Press Release
For Immediate Release
May 8, 2007
Contact: Robyn Ziegler
877-844-5461 (TTY)


Springfield – Attorney General Lisa Madigan, along with 26 other attorneys general, today filed a lawsuit and entered into a settlement agreement with Purdue Pharma, L.P., requiring the pharmaceutical company to significantly alter and restrict its practices in promoting the drug, OxyContin, and to pay $19.5 million to the states involved.

The settlement resolves allegations that Purdue marketed OxyContin for use beyond the FDA-approved uses and that Purdue failed to adequately disclose abuse and diversion risks associated with the drug in violation of consumer protection laws.  OxyContin is a time-released, Schedule II opioid approved by the Food and Drug Administration (FDA) for use for pain management of moderate to severe pain over an extended period of time.

“We are concerned about the abuse of prescription drugs and this case raised very serious allegations, along with concerns that young people are particularly frequently abusing this drug,” Madigan said.  “With this settlement, we have focused on requiring Purdue to take all measures necessary to protect people from abusing OxyContin, especially young people.  We are pleased with the efforts that Purdue has committed to undertake to track and stop this abuse.” 

The FDA approved OxyContin for use in 1995.  At that time, OxyContin was uniquely placed in the pain medication market as a “time-released” drug that could provide for the release of medication, and the relief of pain over a longer period of time.  Shortly after its release, it was discovered that individuals were bypassing the safety aspect of the pill form of OxyContin by crushing the medication, which defeated the time-release feature and led to a high rate of abuse.

The settlement addresses marketing practices that Madigan and the other attorneys general believed were excessive or abusive, including alleged off-label marketing. 
Significantly, the settlement mandates that Purdue maintain an abuse and diversion-detection program that the company established to detect problem prescribing.  The settlement also requires that all Purdue field personnel must undergo training on the abuse and diversion-detection program before being allowed to promote OxyContin. 

The settlement also requires that Purdue must:

  • market and promote OxyContin in a manner consistent with its package insert and not in a manner that minimizes the approved uses for the drug; 

  • not market or promote OxyContin for off-label purposes – those purposes beyond the FDA-approved indications and uses of the drug;

  • require any recipient of Purdue funding to publicly disclose the existence of that funding or remuneration;

  • refrain from sponsoring or funding any educational events at which the speaker will recommend the off-label use of OxyContin;

  • make sure that the bonuses paid to Purdue sales representatives are not based solely on the volume of OxyContin prescribed; and

  • make sure that prescriber education about OxyContin and its potential for abuse and diversion is a component of the evaluations of Purdue sales representatives.

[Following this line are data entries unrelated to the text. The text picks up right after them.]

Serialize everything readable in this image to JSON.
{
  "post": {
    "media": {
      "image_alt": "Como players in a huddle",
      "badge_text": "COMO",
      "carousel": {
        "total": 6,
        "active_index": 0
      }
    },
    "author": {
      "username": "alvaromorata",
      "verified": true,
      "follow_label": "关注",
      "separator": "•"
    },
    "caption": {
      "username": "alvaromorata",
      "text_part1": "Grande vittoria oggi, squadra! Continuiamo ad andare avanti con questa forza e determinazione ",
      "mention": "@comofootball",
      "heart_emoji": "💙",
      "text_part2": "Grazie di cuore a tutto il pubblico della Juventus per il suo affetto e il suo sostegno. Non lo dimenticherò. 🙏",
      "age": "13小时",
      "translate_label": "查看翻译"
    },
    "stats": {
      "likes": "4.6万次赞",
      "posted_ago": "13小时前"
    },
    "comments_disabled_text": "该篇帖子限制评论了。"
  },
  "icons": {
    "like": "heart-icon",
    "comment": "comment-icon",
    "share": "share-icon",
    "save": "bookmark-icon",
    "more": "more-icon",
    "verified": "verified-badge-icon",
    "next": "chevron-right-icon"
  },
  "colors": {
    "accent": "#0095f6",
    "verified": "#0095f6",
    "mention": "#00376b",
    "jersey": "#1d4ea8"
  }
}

In addition to requiring that Purdue restrict its marketing and promotion of OxyContin to be strictly in line with FDA-approved uses and maintain and formalize its “OxyContin Abuse and Diversion Detection Program,” the settlement prohibits Purdue from making any false, misleading or deceptive claims regarding OxyContin.

In its 2007 Illinois Fact Sheet, the Drug Enforcement Administration recognized OxyContin as a highly abused substance in Illinois and noted that diversion of OxyContin continues to be a problem in this state. 

OxyContin abuse is a particular problem with teenagers.  According to a 2006 survey by the National Institute on Drug Abuse, OxyContin use outside of the use prescribed by a physician increased steadily among 12th graders from 2002 to 2005, with the number of students who admitted taking OxyContin in the last year rising from 4.0% to 5.5% of those surveyed.  In 2006, there was a slight decline to 4.3% of those surveyed.  Unfortunately during this same period, younger students that had not previously shown much increase in OxyContin use indicated increased usage, with 2.6% of 8th graders and 3.8% of 10th graders surveyed reporting that they had used OxyContin in the last year. 

The settlement requires Purdue to pay $19.5 million to the states.  Illinois’s share of this payment is $719,500 and will be used to fund consumer education and enforcement in the state.

Attorney General Madigan was joined in the investigation of Purdue’s business practices, as well as in today’s settlement, by the following states: Arizona, Arkansas, California, Connecticut,  Idaho, Kentucky, Louisiana, Maine, Maryland, Massachusetts, Montana, Nebraska, Nevada, New Mexico, North Carolina, Ohio, Oregon, Pennsylvania, South Carolina, Tennessee, Texas, Vermont, Virginia, Washington, Wisconsin and the District of Columbia.

Assistant Attorney General Cassandra Karimi handled this case for Madigan’s Consumer Fraud Bureau.